Over the summer months, all attention will be focused on a more precarious world economic outlook.
Three problem areas need resolution:
1) means must be found to deal with the fiscal debt problems of so-called “peripheral” nations in Europe (Greece, Portugal, Ireland, etc.);
2) first steps are needed to straighten out the government’s finances in Washington while avoiding a hard crash into the legislated debt ceiling;
and 3) China’s overheating economy should be cooled through restrictive monetary measures, but these mustn’t be so severe as to bring on a hard landing.
There is one key question for the moment. Is the current slowdown a temporary aberration or a sign of worsening conditions to come longer term?
In May, the purchasing managers’ index (PMI) of the Institute of Supply Management in the U.S. suffered a large drop, from 60.4% to 53.5%.
That led to worries about an imminent end to the long period of expansion in the U.S. manufacturing sector.
Thankfully, the June PMI result allayed the concern.
In the latest month, the ISM’s gauge made a turnaround and moved back up to 55.3%.
A PMI reading in excess of 42.5% but below 50.0% means the whole economy is expanding but manufacturing is still lagging. Above 50.0%, both the economy and manufacturing are growing.
According to the ISM, a PMI level of 53.5% has historically corresponded with “real” (i.e., after inflation) gross domestic product (GDP) growth of 4.5%.
This confirms what many analysts have been saying. Industrial output in spring through early summer of this year was adversely affected by the after-effects of the tsunami in Japan.
Factories north of Tokyo were damaged and ports left unable to function for several months.
Parts shortages in cars, electronics and a range of components caused production cutbacks that held back growth in many nations, not just Japan. That’s because supply chains have become international in scope.
The PMI is a composite of five diffusion indices (i.e., positive minus negative survey responses on new orders, production, employment and so on) for the manufacturing sector.
With the latest PMI result, the U.S. economy has been expanding for 25 straight months and manufacturing for 23.
Japanese rebuilding efforts are beginning to accelerate. This will pull in products and services from around the world, but the closed nature of the Japanese economy will limit the gains to less than they might otherwise be.
In a catch-up move, Japanese industrial production in May rose at its fastest pace in more than 50 years.
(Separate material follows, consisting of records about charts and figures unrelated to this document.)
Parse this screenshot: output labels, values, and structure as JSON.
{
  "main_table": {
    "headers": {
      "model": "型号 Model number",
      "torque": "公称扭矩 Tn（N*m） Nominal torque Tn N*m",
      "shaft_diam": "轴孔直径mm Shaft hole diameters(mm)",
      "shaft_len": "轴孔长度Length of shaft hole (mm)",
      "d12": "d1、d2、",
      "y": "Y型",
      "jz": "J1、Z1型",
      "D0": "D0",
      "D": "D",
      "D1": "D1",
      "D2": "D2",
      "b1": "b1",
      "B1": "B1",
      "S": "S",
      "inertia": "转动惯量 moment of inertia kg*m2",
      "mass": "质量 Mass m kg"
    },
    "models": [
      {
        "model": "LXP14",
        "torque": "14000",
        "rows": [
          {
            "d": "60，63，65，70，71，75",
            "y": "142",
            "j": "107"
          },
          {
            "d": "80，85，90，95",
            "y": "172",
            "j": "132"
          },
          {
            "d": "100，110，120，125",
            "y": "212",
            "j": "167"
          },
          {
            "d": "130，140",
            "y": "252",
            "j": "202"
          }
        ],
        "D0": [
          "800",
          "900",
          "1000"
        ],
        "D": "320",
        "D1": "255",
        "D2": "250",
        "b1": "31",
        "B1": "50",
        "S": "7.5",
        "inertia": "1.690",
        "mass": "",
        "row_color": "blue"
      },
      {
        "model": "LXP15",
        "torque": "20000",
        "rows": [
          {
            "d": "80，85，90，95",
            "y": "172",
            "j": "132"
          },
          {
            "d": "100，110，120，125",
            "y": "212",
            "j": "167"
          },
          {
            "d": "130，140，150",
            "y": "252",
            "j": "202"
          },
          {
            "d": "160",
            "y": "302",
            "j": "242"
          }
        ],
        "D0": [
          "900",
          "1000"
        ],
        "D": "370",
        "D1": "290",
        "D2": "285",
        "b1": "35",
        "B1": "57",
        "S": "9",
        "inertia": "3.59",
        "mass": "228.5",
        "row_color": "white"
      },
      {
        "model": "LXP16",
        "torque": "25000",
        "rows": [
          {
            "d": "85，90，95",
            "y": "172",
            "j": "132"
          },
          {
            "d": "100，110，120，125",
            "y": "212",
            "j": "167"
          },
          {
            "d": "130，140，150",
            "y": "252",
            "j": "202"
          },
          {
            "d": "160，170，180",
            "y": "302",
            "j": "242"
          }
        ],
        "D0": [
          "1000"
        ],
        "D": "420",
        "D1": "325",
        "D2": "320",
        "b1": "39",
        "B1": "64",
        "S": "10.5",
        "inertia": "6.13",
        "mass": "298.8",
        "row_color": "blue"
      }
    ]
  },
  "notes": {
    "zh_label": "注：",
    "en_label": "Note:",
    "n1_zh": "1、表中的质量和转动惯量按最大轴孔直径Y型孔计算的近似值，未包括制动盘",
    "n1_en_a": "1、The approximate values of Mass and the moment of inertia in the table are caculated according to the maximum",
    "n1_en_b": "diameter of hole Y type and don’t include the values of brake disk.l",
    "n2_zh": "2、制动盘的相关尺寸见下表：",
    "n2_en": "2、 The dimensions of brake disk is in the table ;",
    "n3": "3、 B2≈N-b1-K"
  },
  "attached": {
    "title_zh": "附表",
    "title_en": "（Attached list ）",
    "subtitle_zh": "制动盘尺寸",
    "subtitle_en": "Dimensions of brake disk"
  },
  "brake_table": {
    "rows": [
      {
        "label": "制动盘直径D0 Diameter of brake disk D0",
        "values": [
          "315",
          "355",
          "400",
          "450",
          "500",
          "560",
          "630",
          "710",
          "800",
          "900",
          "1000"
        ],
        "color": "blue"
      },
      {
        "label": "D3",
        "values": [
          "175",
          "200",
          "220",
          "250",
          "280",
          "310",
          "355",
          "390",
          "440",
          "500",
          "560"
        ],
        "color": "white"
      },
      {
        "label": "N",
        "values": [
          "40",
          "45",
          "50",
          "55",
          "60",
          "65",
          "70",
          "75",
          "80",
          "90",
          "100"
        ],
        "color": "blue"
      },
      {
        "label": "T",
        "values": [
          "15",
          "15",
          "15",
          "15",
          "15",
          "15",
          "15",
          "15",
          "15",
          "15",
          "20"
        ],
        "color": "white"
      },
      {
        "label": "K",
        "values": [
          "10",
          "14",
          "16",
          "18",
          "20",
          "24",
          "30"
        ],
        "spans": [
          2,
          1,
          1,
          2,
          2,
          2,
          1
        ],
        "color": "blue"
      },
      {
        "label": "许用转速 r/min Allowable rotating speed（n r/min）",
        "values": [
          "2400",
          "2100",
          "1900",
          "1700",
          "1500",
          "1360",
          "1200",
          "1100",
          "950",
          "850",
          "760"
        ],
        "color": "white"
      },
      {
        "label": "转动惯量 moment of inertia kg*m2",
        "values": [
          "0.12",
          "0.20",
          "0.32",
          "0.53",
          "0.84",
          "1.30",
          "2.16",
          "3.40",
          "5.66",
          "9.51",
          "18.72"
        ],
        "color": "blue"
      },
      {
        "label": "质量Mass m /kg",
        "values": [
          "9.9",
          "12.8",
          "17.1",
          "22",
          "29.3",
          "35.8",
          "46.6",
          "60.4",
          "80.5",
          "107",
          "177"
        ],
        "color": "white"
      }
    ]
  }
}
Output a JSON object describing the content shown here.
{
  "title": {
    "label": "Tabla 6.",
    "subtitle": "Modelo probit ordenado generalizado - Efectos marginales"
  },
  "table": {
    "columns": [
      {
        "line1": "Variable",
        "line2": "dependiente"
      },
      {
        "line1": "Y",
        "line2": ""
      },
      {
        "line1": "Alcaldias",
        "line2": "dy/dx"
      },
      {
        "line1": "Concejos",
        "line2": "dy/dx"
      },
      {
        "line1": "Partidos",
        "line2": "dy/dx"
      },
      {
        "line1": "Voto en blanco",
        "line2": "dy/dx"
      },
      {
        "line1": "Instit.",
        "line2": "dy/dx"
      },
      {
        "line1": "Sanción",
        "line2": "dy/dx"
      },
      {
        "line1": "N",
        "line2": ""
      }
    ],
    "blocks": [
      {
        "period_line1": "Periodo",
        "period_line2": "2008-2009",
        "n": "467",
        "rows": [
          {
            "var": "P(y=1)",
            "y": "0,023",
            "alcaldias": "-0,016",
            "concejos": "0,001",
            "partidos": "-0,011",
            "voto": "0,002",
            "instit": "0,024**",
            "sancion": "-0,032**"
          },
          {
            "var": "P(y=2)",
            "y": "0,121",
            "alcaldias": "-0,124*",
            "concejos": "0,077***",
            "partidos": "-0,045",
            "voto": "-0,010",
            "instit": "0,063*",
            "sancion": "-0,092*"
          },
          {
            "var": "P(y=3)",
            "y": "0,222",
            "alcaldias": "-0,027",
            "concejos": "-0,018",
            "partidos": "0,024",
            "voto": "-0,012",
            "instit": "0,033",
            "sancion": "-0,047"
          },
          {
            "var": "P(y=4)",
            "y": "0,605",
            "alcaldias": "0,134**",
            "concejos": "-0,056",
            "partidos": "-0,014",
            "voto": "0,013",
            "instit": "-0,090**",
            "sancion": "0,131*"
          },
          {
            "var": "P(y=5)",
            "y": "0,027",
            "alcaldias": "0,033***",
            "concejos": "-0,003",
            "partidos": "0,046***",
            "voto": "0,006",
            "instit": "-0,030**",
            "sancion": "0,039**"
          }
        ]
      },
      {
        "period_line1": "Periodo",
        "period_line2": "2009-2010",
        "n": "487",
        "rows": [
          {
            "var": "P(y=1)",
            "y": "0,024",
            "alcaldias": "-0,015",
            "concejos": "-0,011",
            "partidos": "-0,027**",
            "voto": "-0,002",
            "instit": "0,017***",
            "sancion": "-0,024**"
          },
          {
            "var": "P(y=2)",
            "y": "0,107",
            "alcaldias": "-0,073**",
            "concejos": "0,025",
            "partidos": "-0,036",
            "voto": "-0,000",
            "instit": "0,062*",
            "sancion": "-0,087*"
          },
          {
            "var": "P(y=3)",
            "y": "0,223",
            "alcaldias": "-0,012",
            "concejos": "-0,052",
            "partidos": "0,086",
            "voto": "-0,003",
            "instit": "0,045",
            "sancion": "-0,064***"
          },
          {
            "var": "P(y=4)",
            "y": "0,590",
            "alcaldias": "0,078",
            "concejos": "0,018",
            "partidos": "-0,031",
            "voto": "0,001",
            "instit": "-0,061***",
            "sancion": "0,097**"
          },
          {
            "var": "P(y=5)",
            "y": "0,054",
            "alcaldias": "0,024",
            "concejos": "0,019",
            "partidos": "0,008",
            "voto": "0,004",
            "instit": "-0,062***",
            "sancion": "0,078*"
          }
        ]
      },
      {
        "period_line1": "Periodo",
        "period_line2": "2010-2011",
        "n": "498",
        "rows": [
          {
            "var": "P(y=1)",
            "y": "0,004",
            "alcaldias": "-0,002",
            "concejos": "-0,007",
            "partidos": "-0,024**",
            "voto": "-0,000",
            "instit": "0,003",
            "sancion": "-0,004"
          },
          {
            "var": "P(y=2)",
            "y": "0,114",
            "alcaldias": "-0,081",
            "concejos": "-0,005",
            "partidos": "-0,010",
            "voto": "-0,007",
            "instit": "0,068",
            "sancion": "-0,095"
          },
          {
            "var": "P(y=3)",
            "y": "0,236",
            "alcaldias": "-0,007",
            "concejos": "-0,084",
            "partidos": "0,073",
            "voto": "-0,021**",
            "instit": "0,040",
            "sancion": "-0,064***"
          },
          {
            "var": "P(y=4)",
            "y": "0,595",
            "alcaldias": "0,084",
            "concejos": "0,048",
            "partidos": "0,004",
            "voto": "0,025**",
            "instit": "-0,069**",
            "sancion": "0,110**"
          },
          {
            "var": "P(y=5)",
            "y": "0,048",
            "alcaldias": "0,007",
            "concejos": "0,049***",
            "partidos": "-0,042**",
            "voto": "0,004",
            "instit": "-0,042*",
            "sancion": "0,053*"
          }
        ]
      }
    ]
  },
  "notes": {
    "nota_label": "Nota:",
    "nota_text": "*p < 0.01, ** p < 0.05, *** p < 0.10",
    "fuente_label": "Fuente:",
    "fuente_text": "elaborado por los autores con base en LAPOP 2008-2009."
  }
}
Much of this was delayed fulfillment of orders and inventory rebuilding.
Looking further ahead, Japanese exporters would like greater assurance there will be a strong international marketplace in which to sell their goods.
They’ll have to wait and see like the rest of us.
The latest initial jobless claims report in the U.S., for the week ending July 2, provided a continuation of the mediocre numbers being reported since early spring.
The level of first-time unemployment insurance seekers fell by 14,000 but at 418,000, it remained resolutely higher than it should be if significant cuts to the unemployment rate are to be achieved.
For Canada, in this period of overall uncertainty about the world outlook, it’s important to keep an eye on home prices.
They will serve a role similar to the canary in the mine shaft, in terms of warning about a possible poisoning of the atmosphere.
Confidence in the future is closely tied to the housing sector. As long as home values are increasing, that’s a sign employment and incomes are being sustained.
On this score, Statistics Canada’s latest new housing price index results are soothing. The overall index rose 0.4% from April to May, which was even faster than in the previous period (+0.3%).
On a year-over-year basis, new home prices in Canada were +1.9% in the latest month, made up of “house only” at +2.0% and “land only” at +1.7%.
With respect to cities, the top year-over-year gainers were: St. John’s, +4.7%; Toronto, +4.3%; Winnipeg, +4.1%; Kitchener-Cambridge-Waterloo, +3.8%; Montreal, +3.6%; and Regina, +3.4%.
Six urban centres recorded year-over-year declines in new home prices, with the three most dramatic drops coming in Windsor (-4.4%), Victoria (-1.7%) and London (-1.3%).